A White House spokeswoman just asked the question the establishment would rather laugh off than answer: why does Olive Garden guard its pasta passes more carefully than Washington guards your ballot?

Appearing on Newsmax to promote the Safeguard American Voter Eligibility (SAVE America) Act, White House spokeswoman Abigail Jackson noted that the restaurant chain requires photo ID to redeem a never-ending pasta pass. "I thought, that's weird, Olive Garden takes pasta pass security more seriously than Democrats take election security," Jackson said, according to HuffPost.

The SAVE Act would require proof of citizenship when registering to vote and a photo ID at the ballot box — baseline safeguards most Americans assume already exist. They don't. DHS data confirms hundreds of thousands of noncitizens currently sit on voter rolls nationwide.

The bill doesn't have the votes. Sen. Kevin Cramer (R-N.D.) admitted last week the legislation can't pass, HuffPost reported, and Jackson blamed Democrats for the blockade. Critics counter that requiring citizenship documentation could disenfranchise eligible voters who lack birth certificates or passports — an argument that treats paperwork inconvenience as a graver crisis than the systematic dilution of citizen votes.

HuffPost framed Jackson's comparison as self-evidently absurd, noting that "a private company's business policy towards the consumption of its main product is very different from, say, a constitutional right to vote." What HuffPost left out: the constitutional right in question belongs to citizens, and the real question is whether that right retains any meaning when the rolls go unguarded.

Meanwhile, the Democratic campaign machine is swimming in cash. Newsweek reports that Democratic challengers outraised Republican incumbents in 15 competitive House races during the second quarter of 2026. DCCC spokesperson Viet Shelton accused Republicans of trying to "rig the midterms and distract voters from their broken promises on rising costs, the economy, and the war." The same party screaming about rigged elections opposes the most elementary verification to ensure only citizens decide them.

The fundraising gap adds teeth to the integrity question. If Democrats are building war chests to flip the House, Americans deserve to know those elections will be settled by citizens alone.

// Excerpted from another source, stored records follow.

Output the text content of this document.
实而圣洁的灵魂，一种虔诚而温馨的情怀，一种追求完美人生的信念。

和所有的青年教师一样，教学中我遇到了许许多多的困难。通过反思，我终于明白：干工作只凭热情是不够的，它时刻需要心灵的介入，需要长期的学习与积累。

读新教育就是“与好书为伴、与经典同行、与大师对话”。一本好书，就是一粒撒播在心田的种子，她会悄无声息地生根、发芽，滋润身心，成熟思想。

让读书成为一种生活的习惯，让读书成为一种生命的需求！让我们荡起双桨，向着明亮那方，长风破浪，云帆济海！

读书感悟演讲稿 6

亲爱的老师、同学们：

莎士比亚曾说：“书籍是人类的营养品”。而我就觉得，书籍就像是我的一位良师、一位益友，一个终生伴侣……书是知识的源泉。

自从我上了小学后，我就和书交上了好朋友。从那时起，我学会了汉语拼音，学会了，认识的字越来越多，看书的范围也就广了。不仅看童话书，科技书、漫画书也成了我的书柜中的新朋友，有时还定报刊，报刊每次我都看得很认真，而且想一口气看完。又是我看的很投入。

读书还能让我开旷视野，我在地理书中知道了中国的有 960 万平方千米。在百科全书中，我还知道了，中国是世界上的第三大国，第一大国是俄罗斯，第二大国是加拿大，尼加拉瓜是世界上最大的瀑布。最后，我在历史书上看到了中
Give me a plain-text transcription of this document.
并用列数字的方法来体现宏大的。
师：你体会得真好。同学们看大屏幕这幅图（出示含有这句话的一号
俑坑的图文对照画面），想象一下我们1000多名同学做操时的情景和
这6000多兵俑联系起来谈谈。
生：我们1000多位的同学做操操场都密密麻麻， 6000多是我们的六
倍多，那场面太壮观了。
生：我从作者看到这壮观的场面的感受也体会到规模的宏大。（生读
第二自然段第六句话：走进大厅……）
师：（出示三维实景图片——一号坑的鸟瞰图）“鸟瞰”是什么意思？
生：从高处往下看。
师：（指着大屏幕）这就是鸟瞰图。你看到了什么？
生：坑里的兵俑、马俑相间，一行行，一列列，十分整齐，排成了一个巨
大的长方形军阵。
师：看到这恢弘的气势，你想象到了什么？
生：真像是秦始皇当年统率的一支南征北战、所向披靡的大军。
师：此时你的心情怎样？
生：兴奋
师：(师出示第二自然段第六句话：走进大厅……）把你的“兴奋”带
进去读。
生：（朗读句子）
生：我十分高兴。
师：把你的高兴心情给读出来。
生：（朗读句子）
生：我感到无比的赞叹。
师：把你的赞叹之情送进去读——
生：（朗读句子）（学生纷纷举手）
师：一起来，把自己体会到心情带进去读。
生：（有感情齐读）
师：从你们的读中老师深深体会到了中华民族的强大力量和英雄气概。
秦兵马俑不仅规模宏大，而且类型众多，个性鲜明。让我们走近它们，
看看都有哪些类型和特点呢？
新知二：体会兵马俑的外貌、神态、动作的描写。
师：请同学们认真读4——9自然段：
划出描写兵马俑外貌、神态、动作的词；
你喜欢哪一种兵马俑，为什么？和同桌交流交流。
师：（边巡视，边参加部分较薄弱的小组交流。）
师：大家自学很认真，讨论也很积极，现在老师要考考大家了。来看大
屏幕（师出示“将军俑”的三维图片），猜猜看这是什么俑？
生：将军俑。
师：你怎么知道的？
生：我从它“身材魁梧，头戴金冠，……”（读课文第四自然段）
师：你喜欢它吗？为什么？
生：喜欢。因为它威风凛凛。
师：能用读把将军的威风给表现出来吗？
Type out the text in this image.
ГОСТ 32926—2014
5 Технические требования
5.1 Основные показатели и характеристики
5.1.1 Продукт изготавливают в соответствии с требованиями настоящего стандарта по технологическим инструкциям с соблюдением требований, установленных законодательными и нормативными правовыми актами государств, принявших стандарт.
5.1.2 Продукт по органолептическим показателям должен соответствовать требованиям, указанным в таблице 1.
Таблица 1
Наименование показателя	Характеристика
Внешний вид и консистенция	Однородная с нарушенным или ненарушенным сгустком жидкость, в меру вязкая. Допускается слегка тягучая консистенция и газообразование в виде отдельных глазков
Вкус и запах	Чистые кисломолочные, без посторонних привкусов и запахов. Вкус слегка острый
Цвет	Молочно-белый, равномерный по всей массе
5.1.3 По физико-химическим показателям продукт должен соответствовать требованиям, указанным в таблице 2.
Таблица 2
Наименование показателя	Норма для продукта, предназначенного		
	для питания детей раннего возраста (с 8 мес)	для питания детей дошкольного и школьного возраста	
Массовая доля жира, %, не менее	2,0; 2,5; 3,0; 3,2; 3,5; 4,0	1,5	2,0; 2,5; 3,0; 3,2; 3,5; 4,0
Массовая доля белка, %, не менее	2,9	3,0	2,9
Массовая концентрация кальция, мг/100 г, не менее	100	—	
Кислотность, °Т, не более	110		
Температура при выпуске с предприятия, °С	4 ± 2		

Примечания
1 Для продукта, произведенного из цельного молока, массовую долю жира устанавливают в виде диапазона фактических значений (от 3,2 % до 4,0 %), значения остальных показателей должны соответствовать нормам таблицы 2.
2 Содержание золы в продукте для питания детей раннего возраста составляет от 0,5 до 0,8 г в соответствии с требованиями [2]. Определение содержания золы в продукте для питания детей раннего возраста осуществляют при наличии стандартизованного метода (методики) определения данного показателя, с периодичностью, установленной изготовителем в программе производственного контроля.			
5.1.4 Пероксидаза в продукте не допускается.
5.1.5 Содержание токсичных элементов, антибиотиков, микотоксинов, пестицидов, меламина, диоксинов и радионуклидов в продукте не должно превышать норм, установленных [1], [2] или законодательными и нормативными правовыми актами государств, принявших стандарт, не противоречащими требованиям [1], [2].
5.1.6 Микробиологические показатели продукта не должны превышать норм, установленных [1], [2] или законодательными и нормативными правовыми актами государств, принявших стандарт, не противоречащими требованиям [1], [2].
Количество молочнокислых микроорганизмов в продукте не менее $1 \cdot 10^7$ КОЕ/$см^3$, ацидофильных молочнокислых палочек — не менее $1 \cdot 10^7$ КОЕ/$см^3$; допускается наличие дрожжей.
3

The establishment's Olive Garden problem isn't really about pasta. It's about a political class that treats self-governance like an all-you-can-eat special — open to anyone who walks through the door, no questions asked — while guarding its own power with the seriousness the franchise actually warrants. When a chain restaurant's loyalty program has tighter security than the republic's voting system, the contempt isn't coming from the spokeswoman pointing it out.